Il flebotomo era allegro in modo insolito; sembrava persino ringiovanito. Gli pareva di essere il personaggio centrale della vicenda finita, almeno per il momento, con sollievo di tutti. Non s’illudeva che il giorno dopo la vita sarebbe ricominciata lo stesso, con piccole e grandi tribolazioni per chi è ancora vivo e alle prese col prossimo; la vita è un’avventura che finisce solo con la morte; ma intanto egli, dopo anni d’ingiustizia, di abbandono e di miseria, aveva ancora goduto un poco del l’antico prestigio, dell’intrugliarsi in un avvenimento non ordinario, di aver in qualche modo cooperato al bene dei suoi fedeli clienti.
Chiuse la porta, s’avvicinò alla tavola, fiutò le salsiccie e sollevò la statuetta che, sebbene alta quasi mezzo metro, vuota dentro, era leggera come una bambola. Poi sedette accanto al fuoco, tentando di calmare la curiosità di Giustina raccontandole solo una parte dell’avventura di Aroldo.
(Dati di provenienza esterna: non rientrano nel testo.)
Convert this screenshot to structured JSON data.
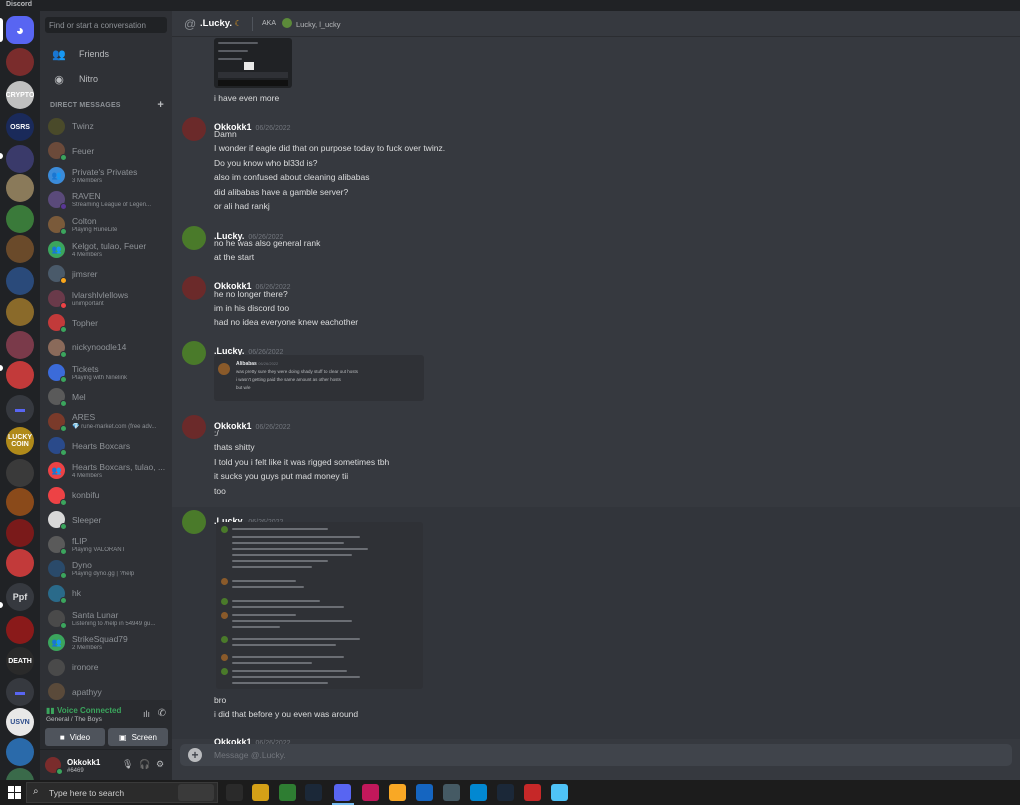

— Quella notte, col dormire all’aperto, col caldo della sbornia che ci aveva addosso, s’è buscato una pleurite ostinata e lunga: s’è rifugiato, ancora brillo, da Maria Pasqua, e a lei non è parso vero di sequestrarlo e tenerlo prigioniero, con la speranza di far poi di lui quello che le piaceva. Bisogna compatirla: è anche lei una creatura infelice e squilibrata: sola, in questo schifoso mondaccio, perseguitata nella sua tana come una volpe immonda. E non dico che della volpe non abbia gli istinti: ma anche lei discende da certa gente; con la differenza che non è stata proprio colpa sua ad esserlo.
Questa volta, perché la madre non venisse oltre mortificata, Concezione credette bene d’intervenire.
— Lasciamola stare: adesso tutto è finito.
Intanto apparecchiava la tavola: poi portò la statuetta in chiesa. Solo il chiarore della lampadina illuminava il luogo triste e freddo; ma Concezione, inginocchiata sul nudo pavimento, ricordava le parole di Aroldo: «i tuoi occhi, nel buio, erano luminosi, tanto che il pagliaio pareva rischiarato dal sole».
Ed ecco che adesso le parevano tali; di una luce inestinguibile, che le saliva dall’anima; che neppure quando li avrebbe chiusi per sempre, si sarebbe spenta.